2014年10月02日 Lプレリュード(中央交流) Jpn2
優勝馬:ワイルドフラッパー
プロフィール
- 生年月日
- 2009年05月12日 05歳
- 性別/毛色
- 牝/黒鹿毛
- 戦績
- 国内:19戦8勝
- 総収得賞金
- 200,020,000円
- 父
- Ghostzapper(USA)
- 母 (母父)
- スモークンフローリック(USA) by Smoke Glacken(USA)
- 馬主
- 吉田 照哉
- 生産者
- 社台ファーム (千歳)
- 調教師
- 松田 國英
- 騎手
- 蛯名 正義
『グランダム・ジャパン2014』古馬シリーズの最終戦「レディスプレリュード(Jpn2)」を、1番人気ワイルドフラッパーが快勝。前走の「ブリーダーズゴールドカップ(Jpn3)」では、単勝1.1倍の圧倒的な1番人気に支持されながらサンビスタの2着に敗れてしまったが、今回のレースでその借りをきっちりと返し、大一番「JBCレディスクラシック(Jpn1)」へ向けて大きな弾みをつけた。
ワイルドフラッパーの生まれ故郷は、北海道千歳市の社台ファーム。父母ともにアメリカで競走生活を送り、現地で繁殖入りした馬だが、米G1 4勝馬ゴーストザッパーの仔を宿した母が日本へ輸入され、社台ファームで初めて産み落とした仔がワイルドフラッパーだった。

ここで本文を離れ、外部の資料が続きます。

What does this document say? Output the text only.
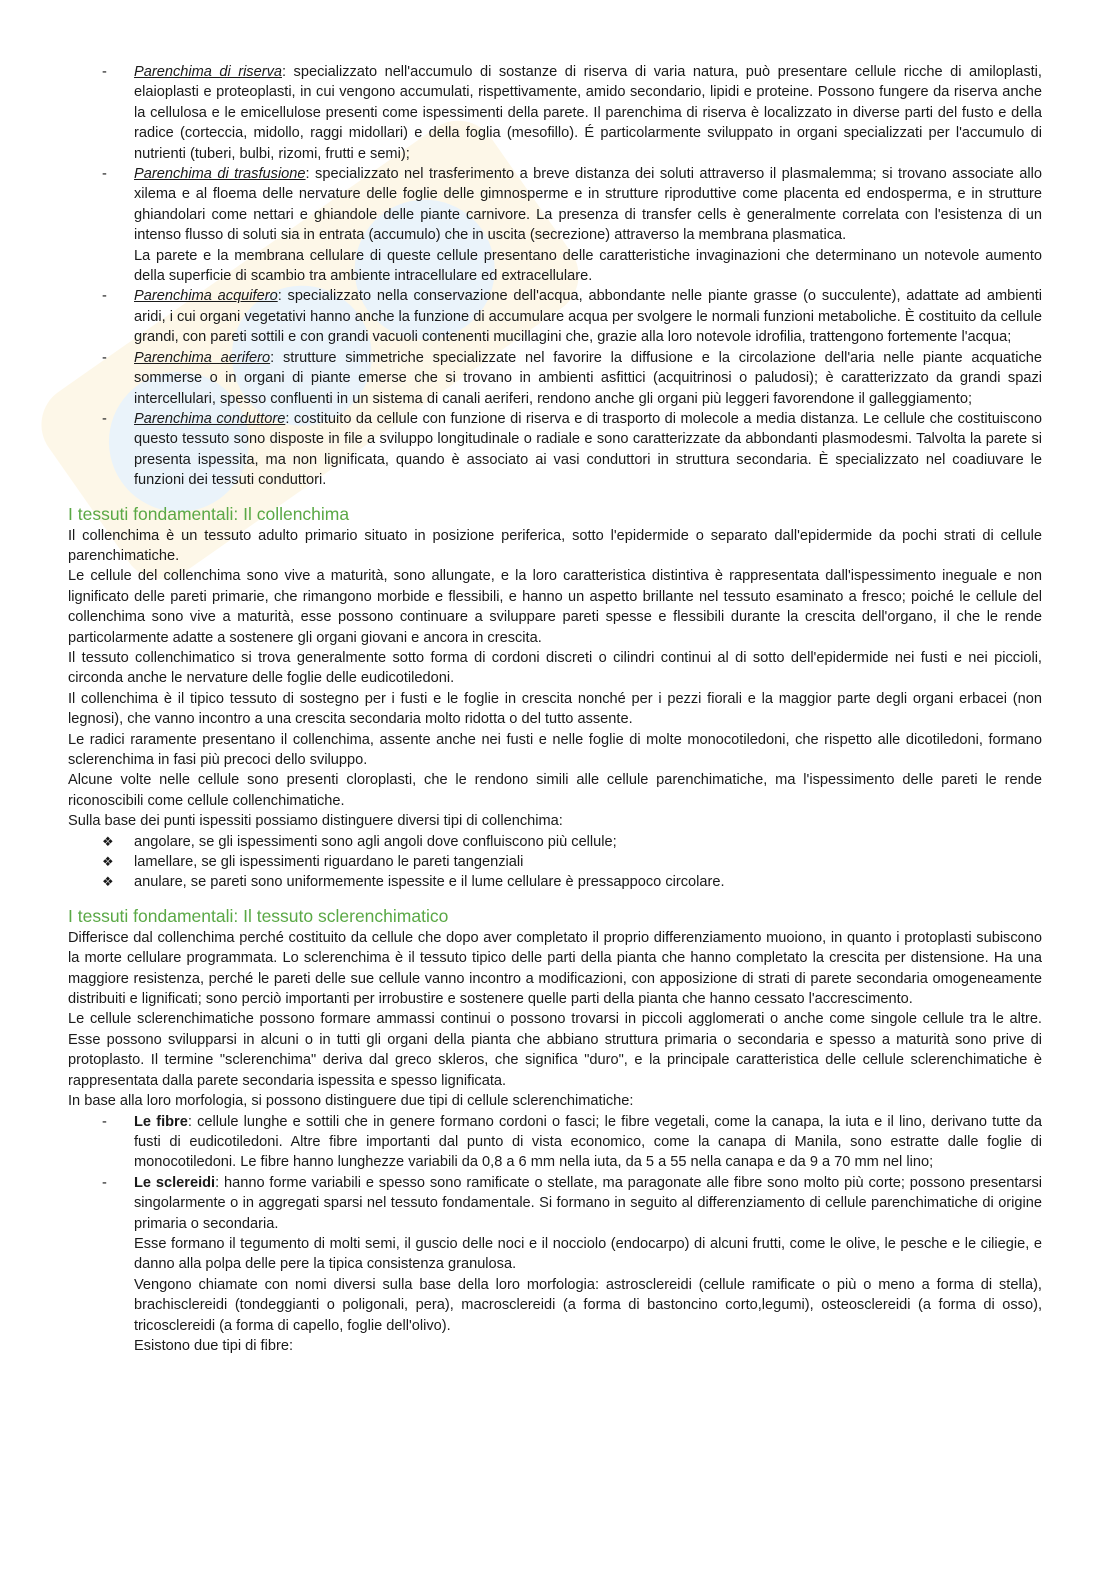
- Parenchima di riserva: specializzato nell'accumulo di sostanze di riserva di varia natura, può presentare cellule ricche di amiloplasti, elaioplasti e proteoplasti, in cui vengono accumulati, rispettivamente, amido secondario, lipidi e proteine. Possono fungere da riserva anche la cellulosa e le emicellulose presenti come ispessimenti della parete. Il parenchima di riserva è localizzato in diverse parti del fusto e della radice (corteccia, midollo, raggi midollari) e della foglia (mesofillo). É particolarmente sviluppato in organi specializzati per l'accumulo di nutrienti (tuberi, bulbi, rizomi, frutti e semi);
- Parenchima di trasfusione: specializzato nel trasferimento a breve distanza dei soluti attraverso il plasmalemma; si trovano associate allo xilema e al floema delle nervature delle foglie delle gimnosperme e in strutture riproduttive come placenta ed endosperma, e in strutture ghiandolari come nettari e ghiandole delle piante carnivore. La presenza di transfer cells è generalmente correlata con l'esistenza di un intenso flusso di soluti sia in entrata (accumulo) che in uscita (secrezione) attraverso la membrana plasmatica.

La parete e la membrana cellulare di queste cellule presentano delle caratteristiche invaginazioni che determinano un notevole aumento della superficie di scambio tra ambiente intracellulare ed extracellulare.

- Parenchima acquifero: specializzato nella conservazione dell'acqua, abbondante nelle piante grasse (o succulente), adattate ad ambienti aridi, i cui organi vegetativi hanno anche la funzione di accumulare acqua per svolgere le normali funzioni metaboliche. È costituito da cellule grandi, con pareti sottili e con grandi vacuoli contenenti mucillagini che, grazie alla loro notevole idrofilia, trattengono fortemente l'acqua;
- Parenchima aerifero: strutture simmetriche specializzate nel favorire la diffusione e la circolazione dell'aria nelle piante acquatiche sommerse o in organi di piante emerse che si trovano in ambienti asfittici (acquitrinosi o paludosi); è caratterizzato da grandi spazi intercellulari, spesso confluenti in un sistema di canali aeriferi, rendono anche gli organi più leggeri favorendone il galleggiamento;
- Parenchima conduttore: costituito da cellule con funzione di riserva e di trasporto di molecole a media distanza. Le cellule che costituiscono questo tessuto sono disposte in file a sviluppo longitudinale o radiale e sono caratterizzate da abbondanti plasmodesmi. Talvolta la parete si presenta ispessita, ma non lignificata, quando è associato ai vasi conduttori in struttura secondaria. È specializzato nel coadiuvare le funzioni dei tessuti conduttori.
I tessuti fondamentali: Il collenchima

Il collenchima è un tessuto adulto primario situato in posizione periferica, sotto l'epidermide o separato dall'epidermide da pochi strati di cellule parenchimatiche.

Le cellule del collenchima sono vive a maturità, sono allungate, e la loro caratteristica distintiva è rappresentata dall'ispessimento ineguale e non lignificato delle pareti primarie, che rimangono morbide e flessibili, e hanno un aspetto brillante nel tessuto esaminato a fresco; poiché le cellule del collenchima sono vive a maturità, esse possono continuare a sviluppare pareti spesse e flessibili durante la crescita dell'organo, il che le rende particolarmente adatte a sostenere gli organi giovani e ancora in crescita.

Il tessuto collenchimatico si trova generalmente sotto forma di cordoni discreti o cilindri continui al di sotto dell'epidermide nei fusti e nei piccioli, circonda anche le nervature delle foglie delle eudicotiledoni.

Il collenchima è il tipico tessuto di sostegno per i fusti e le foglie in crescita nonché per i pezzi fiorali e la maggior parte degli organi erbacei (non legnosi), che vanno incontro a una crescita secondaria molto ridotta o del tutto assente.

Le radici raramente presentano il collenchima, assente anche nei fusti e nelle foglie di molte monocotiledoni, che rispetto alle dicotiledoni, formano sclerenchima in fasi più precoci dello sviluppo.

Alcune volte nelle cellule sono presenti cloroplasti, che le rendono simili alle cellule parenchimatiche, ma l'ispessimento delle pareti le rende riconoscibili come cellule collenchimatiche.

Sulla base dei punti ispessiti possiamo distinguere diversi tipi di collenchima:

❖ angolare, se gli ispessimenti sono agli angoli dove confluiscono più cellule;
❖ lamellare, se gli ispessimenti riguardano le pareti tangenziali
❖ anulare, se pareti sono uniformemente ispessite e il lume cellulare è pressappoco circolare.
I tessuti fondamentali: Il tessuto sclerenchimatico

Differisce dal collenchima perché costituito da cellule che dopo aver completato il proprio differenziamento muoiono, in quanto i protoplasti subiscono la morte cellulare programmata. Lo sclerenchima è il tessuto tipico delle parti della pianta che hanno completato la crescita per distensione. Ha una maggiore resistenza, perché le pareti delle sue cellule vanno incontro a modificazioni, con apposizione di strati di parete secondaria omogeneamente distribuiti e lignificati; sono perciò importanti per irrobustire e sostenere quelle parti della pianta che hanno cessato l'accrescimento.

Le cellule sclerenchimatiche possono formare ammassi continui o possono trovarsi in piccoli agglomerati o anche come singole cellule tra le altre. Esse possono svilupparsi in alcuni o in tutti gli organi della pianta che abbiano struttura primaria o secondaria e spesso a maturità sono prive di protoplasto. Il termine "sclerenchima" deriva dal greco skleros, che significa "duro", e la principale caratteristica delle cellule sclerenchimatiche è rappresentata dalla parete secondaria ispessita e spesso lignificata.

In base alla loro morfologia, si possono distinguere due tipi di cellule sclerenchimatiche:

- Le fibre: cellule lunghe e sottili che in genere formano cordoni o fasci; le fibre vegetali, come la canapa, la iuta e il lino, derivano tutte da fusti di eudicotiledoni. Altre fibre importanti dal punto di vista economico, come la canapa di Manila, sono estratte dalle foglie di monocotiledoni. Le fibre hanno lunghezze variabili da 0,8 a 6 mm nella iuta, da 5 a 55 nella canapa e da 9 a 70 mm nel lino;
- Le sclereidi: hanno forme variabili e spesso sono ramificate o stellate, ma paragonate alle fibre sono molto più corte; possono presentarsi singolarmente o in aggregati sparsi nel tessuto fondamentale. Si formano in seguito al differenziamento di cellule parenchimatiche di origine primaria o secondaria.

Esse formano il tegumento di molti semi, il guscio delle noci e il nocciolo (endocarpo) di alcuni frutti, come le olive, le pesche e le ciliegie, e danno alla polpa delle pere la tipica consistenza granulosa.

Vengono chiamate con nomi diversi sulla base della loro morfologia: astrosclereidi (cellule ramificate o più o meno a forma di stella), brachisclereidi (tondeggianti o poligonali, pera), macrosclereidi (a forma di bastoncino corto,legumi), osteosclereidi (a forma di osso), tricosclereidi (a forma di capello, foglie dell'olivo).

Esistono due tipi di fibre:
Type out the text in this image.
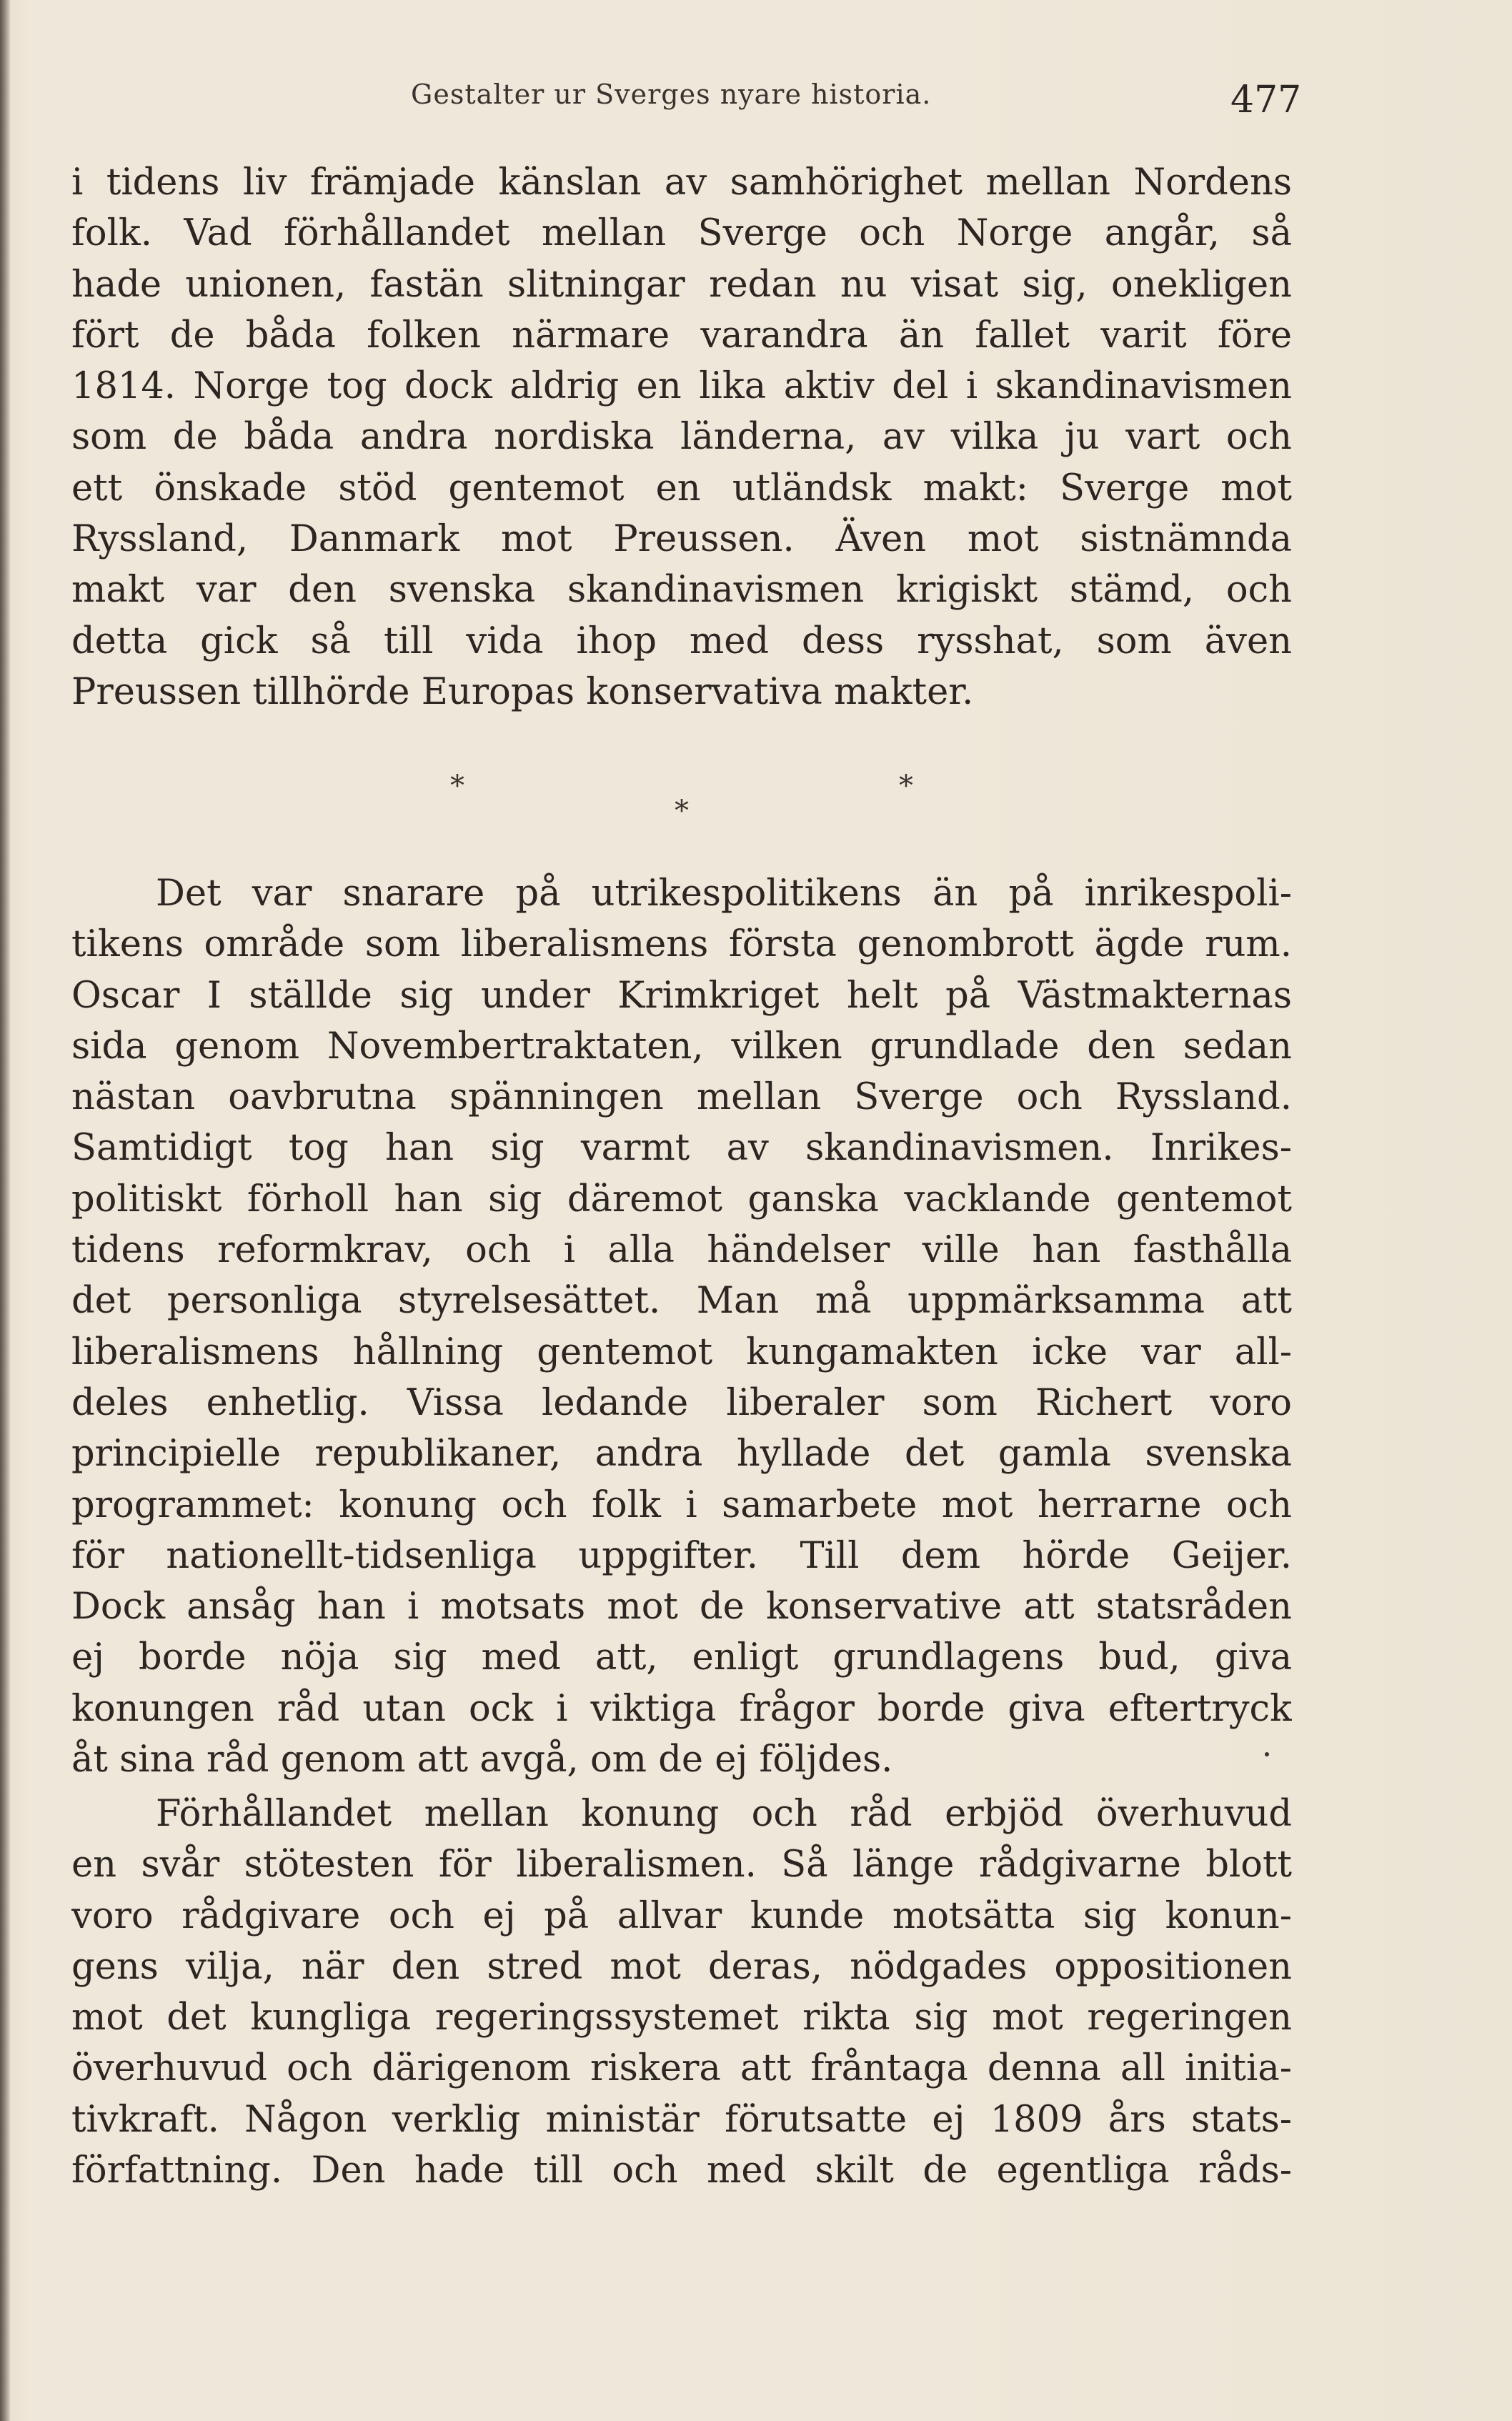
Gestalter ur Sverges nyare historia.	477
i tidens liv främjade känslan av samhörighet mellan Nordens
folk. Vad förhållandet mellan Sverge och Norge angår, så
hade unionen, fastän slitningar redan nu visat sig, onekligen
fört de båda folken närmare varandra än fallet varit före
1814. Norge tog dock aldrig en lika aktiv del i skandinavismen
som de båda andra nordiska länderna, av vilka ju vart och
ett önskade stöd gentemot en utländsk makt: Sverge mot
Ryssland, Danmark mot Preussen. Även mot sistnämnda
makt var den svenska skandinavismen krigiskt stämd, och
detta gick så till vida ihop med dess rysshat, som även
Preussen tillhörde Europas konservativa makter.
*
*
*
Det var snarare på utrikespolitikens än på inrikespoli-
tikens område som liberalismens första genombrott ägde rum.
Oscar I ställde sig under Krimkriget helt på Västmakternas
sida genom Novembertraktaten, vilken grundlade den sedan
nästan oavbrutna spänningen mellan Sverge och Ryssland.
Samtidigt tog han sig varmt av skandinavismen. Inrikes-
politiskt förholl han sig däremot ganska vacklande gentemot
tidens reformkrav, och i alla händelser ville han fasthålla
det personliga styrelsesättet. Man må uppmärksamma att
liberalismens hållning gentemot kungamakten icke var all-
deles enhetlig. Vissa ledande liberaler som Richert voro
principielle republikaner, andra hyllade det gamla svenska
programmet: konung och folk i samarbete mot herrarne och
för nationellt-tidsenliga uppgifter. Till dem hörde Geijer.
Dock ansåg han i motsats mot de konservative att statsråden
ej borde nöja sig med att, enligt grundlagens bud, giva
konungen råd utan ock i viktiga frågor borde giva eftertryck
åt sina råd genom att avgå, om de ej följdes.
Förhållandet mellan konung och råd erbjöd överhuvud
en svår stötesten för liberalismen. Så länge rådgivarne blott
voro rådgivare och ej på allvar kunde motsätta sig konun-
gens vilja, när den stred mot deras, nödgades oppositionen
mot det kungliga regeringssystemet rikta sig mot regeringen
överhuvud och därigenom riskera att fråntaga denna all initia-
tivkraft. Någon verklig ministär förutsatte ej 1809 års stats-
författning. Den hade till och med skilt de egentliga råds-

「5月12日生まれと、同世代の中では若干遅生まれでした。ただ生まれた時から馬体の良さは目立っており、気性も落ち着いていて、大物感を漂わせていました」と話すのは、社台ファームの吉田哲哉さん。
1歳の秋を迎え、本格的な騎乗育成へ入ったワイルドフラッパー。馴致への物覚えも良く、その頃にはコースで走らせると前進気勢も見られるようになったという。「高いスピード能力の片鱗を見せ始めたのは、1歳の12月頃からです。年が明けて2歳になると敏捷性も加わり、『これはかなりのところまで行けるのでは…』とスタッフのみんなで話していました」と、吉田さんは当時を振り返る。
社台ファームのダートコースは、砂の深さが20㎝もある。調整にやってきたオープン馬でも、走り慣れないとまったくスピードに乗らないほどの負荷がかかるのだが、2歳を迎えたワイルドフラッパーは、その深い砂の上を軽々と走ってきたそうだ。ダート競馬への適性は、その当時から証明されていた。
ワイルドフラッパーの母スモークンフローリックは、アメリカのG2レースを2勝、G3レースを4勝し、G1のスピナウェイS(G1)で2着したこともある活躍馬。生涯33戦9勝の戦績を残して繁殖入りしたが、そのタフさはワイルドフラッパーにも遺伝したようだ。
昨年秋にオープンまでクラスを上げ、年が明けた今年5歳になって地方交流重賞へ矛先を向けたワイルドフラッパーは、1月のTCK女王盃((Jpn3)、大井)、3月のエンプレス杯((Jpn2)、川崎)、4月のマリーンC((Jpn3)、船橋)と南関東の牝馬ダートグレードを皆勤し、2着、1着、1着。5月の平安S((G3)、京都)で牡馬に混じって3着に入る健闘を見せると、8月には門別へ遠征、そして今回の大井と、休みなくコンスタントに好走をつづけている。その中でも吉田さんは、マリーンC(Jpn3)のレースぶりが強く印象に残っているそうだ。「マリーンC(Jpn3)はワイルドフラッパーにとって、ベストパフォーマンスと言える内容のレースだったと思います。この勝利で、牝馬同士では抜けた存在であることを確信しました」と明言。レディスプレリュード(Jpn2)も強い内容だったように見えるが、ワイルドフラッパー本来のパフォーマンスは、まだまだ上のレベルにあると吉田さんは力強く話す。
「母が勝てなかったG1レースを娘が勝利するとは出来過ぎのような気もしますが、充分にチャンスがあると思っています。これまでのレースでもファンの皆さんからたくさんの声援をいただいてきましたが、初めて挑戦するG1の舞台でも、その期待に応えられるような走りをしてくれると信じています」と話す吉田さんの目は、紅葉に彩られた盛岡競馬場へすでに向けられているようだ。